Ernestly ?!

It was fun reading Century Edition

By ERNIE NEUFELD, Weyburn Review Associate Publisher

Surely, surely, Y2K fatigue has worn off sufficiently to permit a bit of belated sentimental rambling about the changing of the century.

Would that I could have written this earlier, but holiday season postal delays, and a few more excusable constraints, compelled me to postpone comment, even on something as memorable as the Review's Century Edition which all readers received, and which surely will be sealed in many a time capsule. I feel free to applaud it without embarrassment, because for the first time in four decades a Review commemorative issue has been published without me up to my neck in it, spending sleepless nights dreaming up new ideas and twists. I truly enjoyed the luxury of reading it all as an appreciative ­ if not completely unbiased ­ reader.

Was I jealous? Not a bit! Okay, just a twinge of envy at not being able to bask in the welcome words of praise occasionally earned by such an effort.

But there was real fulfillment wallowing in memories summoned by the many featured pictures and stories from past years, including a few in which I had played a part ­ perhaps as writer or photographer, and occasionally even as the subject.

One example is the picture, taken when I was a mere lad of 40, immortalized milking a goat. At some agricultural event, a local business enterprise shamed radio station manager Jim Laing and myself to lend our talents to a goat-milking competition. It was a lifetime first for both of us, but I out-psyched poor Jim. While he looked at the two animals disdainfully and with downright revulsion, I unashamedly pandered to their femininity, and stroked them alternately but generously until the starting bell. It worked! My nanny yielded her milk generously, though constantly licking my face in the process, while Jim barely got a drop out of his creature. Heck, I got at least half an inch at the bottom of my little peanut butter tin or whatever. Wonder whatever happened to it.

Another memorable shot, for me, was the photo of Mayor Jun Staveley and Premier Tommy Douglas, both beaming and looking like old buddies, turning on the natural gas at the SPC flame-lighting ceremony in August of 1958. Recently arrived in Weyburn, I had come with photographic experience limited to little more than a cram session of a few hours insisted upon by a sympathetic Manitoba kinsman. A camera nut since he was a child, he considered it the least he could do to prepare me for the many demands of newspaper "management" in which I was sorely lacking.

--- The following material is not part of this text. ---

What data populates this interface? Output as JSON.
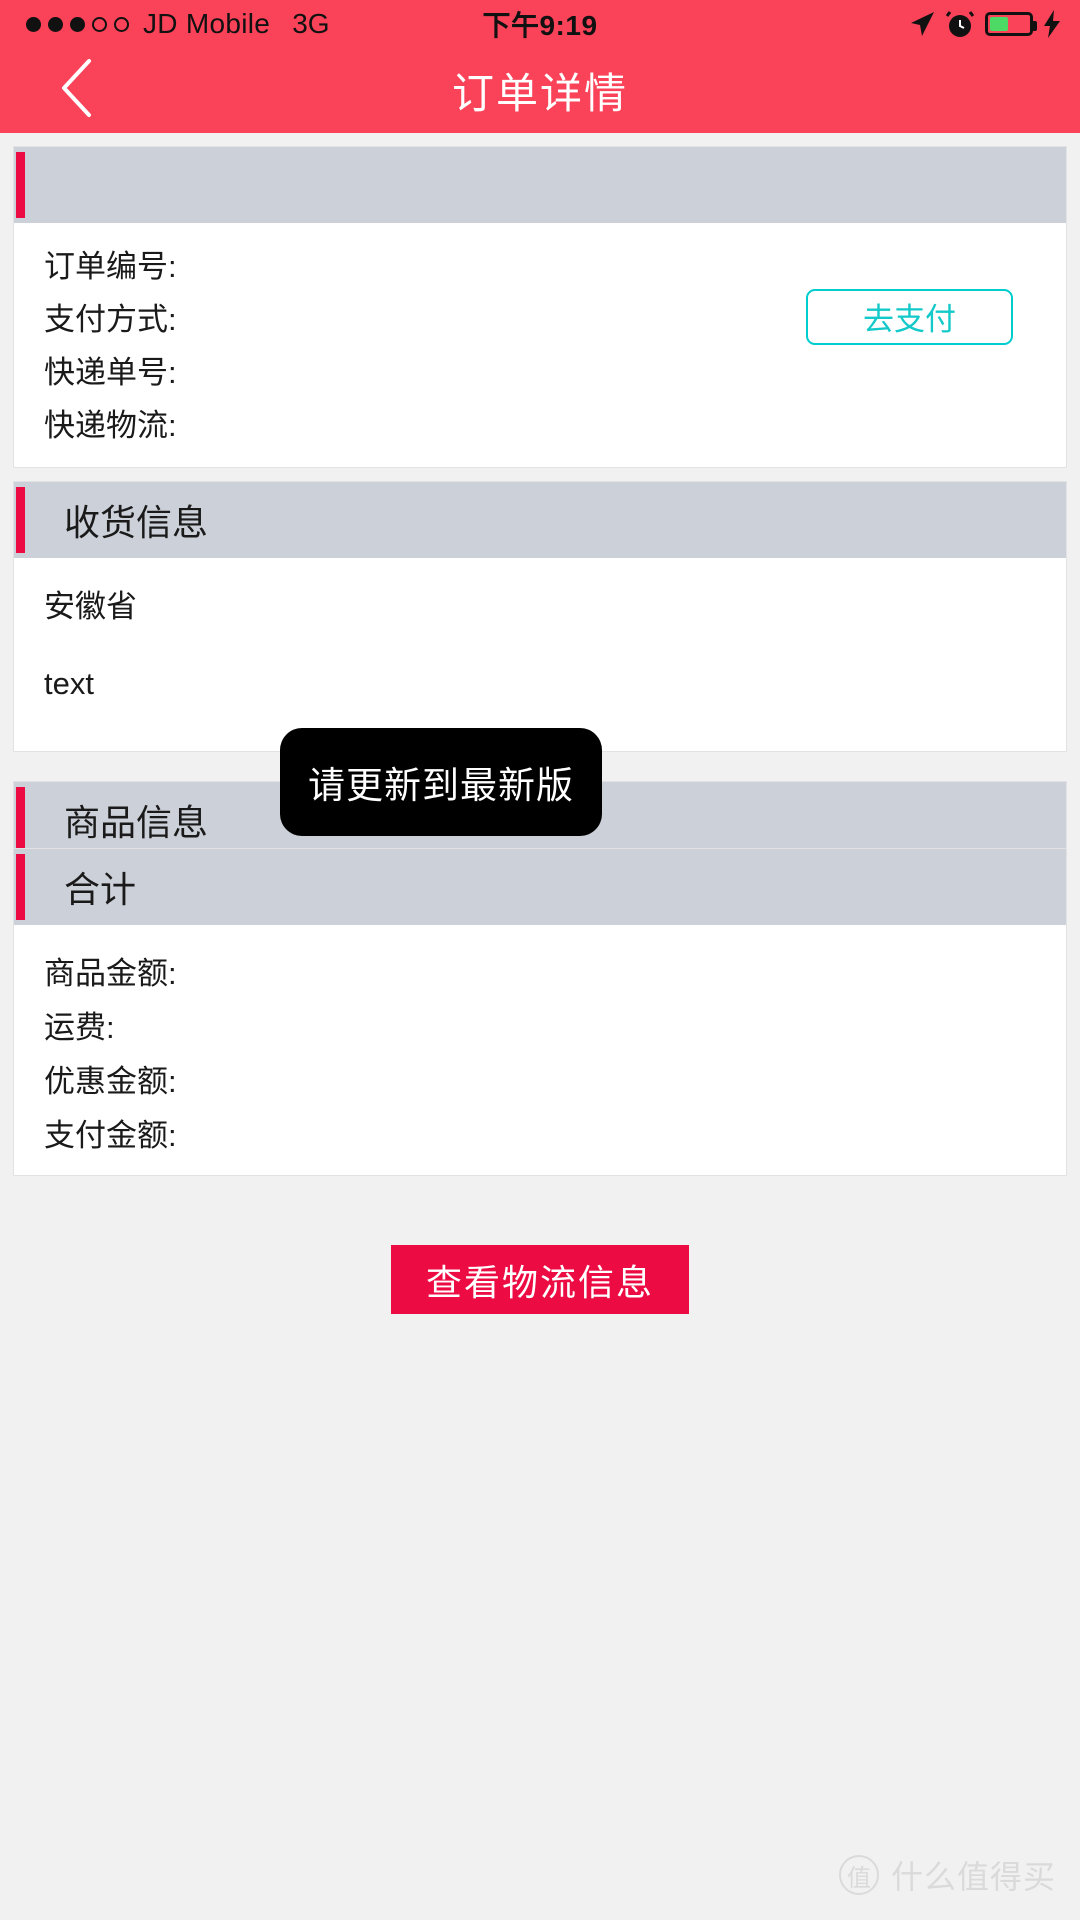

Two months into my career of publisher, I had probably snapped off a few hundred shots, but it was summer, and inexperience and rare prudence dictated that I avoid flash photos.

But there was no avoiding it on that late-August evening, when a blanket of darkness was awaited for effectiveness, as those two worthies shared the honor of turning the wheel-like valve which allowed gas to eject from a special pipe through a pilot light to turn it into a pillar of flame to thrill the waiting multitude.

Through good management or luck, but more probably publicity-hungry accommodation, Leader-Post reporter Pete Wenger and I were allotted a strategic location to record the moment for posterity. I aimed and focused my camera, preset at 1/100th of a second, and desperately gasped, "What opening?" Veteran Pete said "Try F8." I snapped off two shots, seconds apart, at F8 and F11, and placed myself at the mercy of fate.

One ­ I don't know which ­ turned out beautifully, and about a year later when a Time Magazine writer wrote a feature story on Weyburn's handling of the petroleum bonanza, and desperately needed a photo of long-time political rivals Douglas and Staveley, he borrowed this photo and ran it in the magazine beside his story. (My Manitoba "tutor" for years had submitted photos to Time, but for all his expertise and talent, had never succeeded. A plum for me!)

Other "Century" pix with special personal memories included the Weyburn Hardware store fire on a 1959 October night, when typesetter Ray Lariviere, rooming at the Soo Hotel and roused by the fire-fighting activity, phoned me and helped me get a scoop; stetsoned P.M. Pierre visiting Weyburn on the crest of Trudeaumania in 1968; a 1958 photo of a rare double-triple wedding at St. Vincent de Paul R.C. Church ­ three Downings and two Jablonskis among the principals; milkman and alderman Gordon Miles beside his horse (possibly the last milk delivery horse in Canada) on the occasion of the animal's retirement in 1960; the raising of the "new" Canadian flag in 1965 (probably taken by Mary Greer); hail devastation in 1968 (snapped by son Eric).

I was touched by "The Soldier in White Marble", a poignant story submitted by Weyburn native Gordon Bruce McLean, now of Nanaimo.

Well done, Review management and staffers! You now have this grateful reader's permission to relax. Ummmm until 2005, when Saskatchewan's 100th year as a province rolls around.